Not long ago, he informed students at Columbia University that there were no gays in Iraq, while omitting to explain why, in that case, he was busy executing them. Wider condemnation of such atrocities might, at the least, forge some bonds with Iranian moderates hoping to win next March's parliamentary elections and so pave the way to eject Ahmadinejad in 2009.
That outcome, though, is by no means certain. Democrats may be debarred from standing, and Ahmadinejad holds many aces. Oil at almost US$100 a barrel props up the economy he has wrecked and buys him time for more brinkmanship. Any US aggression will rally Iran's people behind him. Surviving under their own delusional tyrant beats being bombed by someone else's.
SMOLDERING TENSIONS
Meanwhile, Bush lacks time and opposition. Barring Senator Barack Obama, every leading presidential hopeful is ready to take a whack at Iran.
Already, blue touch papers are smoldering along the Iran-Iraq border, where any atrocity against coalition soldiers could be a curtain-raiser to war.

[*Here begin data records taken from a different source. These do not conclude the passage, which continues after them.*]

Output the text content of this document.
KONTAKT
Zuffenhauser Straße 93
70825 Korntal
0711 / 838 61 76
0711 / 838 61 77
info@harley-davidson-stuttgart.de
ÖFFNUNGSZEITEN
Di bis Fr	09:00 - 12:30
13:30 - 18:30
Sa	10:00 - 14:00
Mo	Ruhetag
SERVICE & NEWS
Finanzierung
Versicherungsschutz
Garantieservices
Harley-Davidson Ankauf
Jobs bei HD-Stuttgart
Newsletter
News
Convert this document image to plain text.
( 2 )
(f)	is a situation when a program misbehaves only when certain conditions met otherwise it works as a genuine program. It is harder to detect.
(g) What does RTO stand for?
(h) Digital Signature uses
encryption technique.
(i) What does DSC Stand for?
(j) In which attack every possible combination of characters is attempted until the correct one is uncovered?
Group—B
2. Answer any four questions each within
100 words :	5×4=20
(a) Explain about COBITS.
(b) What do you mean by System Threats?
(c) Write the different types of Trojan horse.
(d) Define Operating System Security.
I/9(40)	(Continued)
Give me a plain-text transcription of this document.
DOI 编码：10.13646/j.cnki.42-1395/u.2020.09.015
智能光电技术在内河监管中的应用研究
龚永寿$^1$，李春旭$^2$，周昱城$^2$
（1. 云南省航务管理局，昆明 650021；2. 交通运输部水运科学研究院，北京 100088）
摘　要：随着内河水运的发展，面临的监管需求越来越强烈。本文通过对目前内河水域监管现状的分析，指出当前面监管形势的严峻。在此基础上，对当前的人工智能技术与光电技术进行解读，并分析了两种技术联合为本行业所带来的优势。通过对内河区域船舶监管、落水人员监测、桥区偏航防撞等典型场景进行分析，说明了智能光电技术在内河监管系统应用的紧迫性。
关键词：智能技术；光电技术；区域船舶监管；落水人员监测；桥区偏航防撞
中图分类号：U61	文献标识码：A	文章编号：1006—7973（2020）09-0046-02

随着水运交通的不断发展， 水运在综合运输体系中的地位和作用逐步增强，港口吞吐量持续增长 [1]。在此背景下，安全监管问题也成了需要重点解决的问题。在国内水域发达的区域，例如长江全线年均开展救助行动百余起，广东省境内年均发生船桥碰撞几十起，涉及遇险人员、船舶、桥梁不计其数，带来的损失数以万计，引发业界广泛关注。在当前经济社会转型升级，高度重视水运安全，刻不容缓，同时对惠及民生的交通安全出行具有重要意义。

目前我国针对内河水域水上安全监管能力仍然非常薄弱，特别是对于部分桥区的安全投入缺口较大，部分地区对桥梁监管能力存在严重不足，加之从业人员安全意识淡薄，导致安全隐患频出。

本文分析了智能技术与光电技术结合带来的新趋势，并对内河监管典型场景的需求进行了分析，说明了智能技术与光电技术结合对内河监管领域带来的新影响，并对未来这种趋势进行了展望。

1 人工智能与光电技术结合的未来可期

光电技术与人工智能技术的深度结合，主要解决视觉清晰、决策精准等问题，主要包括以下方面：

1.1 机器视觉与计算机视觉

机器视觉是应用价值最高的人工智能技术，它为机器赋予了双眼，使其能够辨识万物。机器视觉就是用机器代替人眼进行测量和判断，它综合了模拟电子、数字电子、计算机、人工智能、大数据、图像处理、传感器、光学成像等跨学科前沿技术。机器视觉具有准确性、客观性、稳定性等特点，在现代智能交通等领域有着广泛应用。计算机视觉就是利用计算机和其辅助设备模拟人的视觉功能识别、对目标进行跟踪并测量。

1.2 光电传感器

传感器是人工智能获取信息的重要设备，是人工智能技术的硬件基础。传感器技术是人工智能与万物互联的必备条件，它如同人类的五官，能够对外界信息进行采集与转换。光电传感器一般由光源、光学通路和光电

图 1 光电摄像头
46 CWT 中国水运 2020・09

It's also possible, according to Paul Rogers of OpenDemocracy, that the Iranian Revolutionary Guards will fire the starting gun by a provocative act, such as seizing US sailors.
It is still conceivable that the Iran standoff ends with a more peaceful world in which the nuclear nations look to their own hypocrisies (Trident included) and forge a new global compact on non-proliferation. But, first, the US will have to negotiate with Iran, no strings attached. A carrot-and-stick approach could work, but the carrot-and-bomb variant merely ratchets up the chance of cataclysm.
That is why war against Iran remains inconceivable. Brown and all leaders of good faith should say so. That marker against a ruinous conflict would find echoes in all the more sane corners of the world.
Besides, the time for ambiguity is running out. Someday soon, Brown may find there is no fence left to sit on. Within the next few months, Britain could be asked to give the nod or wink required to sanction B2 bombers to fly out of UK bases in Diego Garcia and Fairford, Gloucestershire.
And then Britons would be on the streets, with billboards and megaphones, protesting against a folly that could make Iraq, for all its blood and heartbreak, seem a sideshow. War on Iran is not inevitable. It is not even probable. But the threat drifts closer every day. This is the greatest looming crisis in the world.
And the West is staring at it, eyes tightly shut.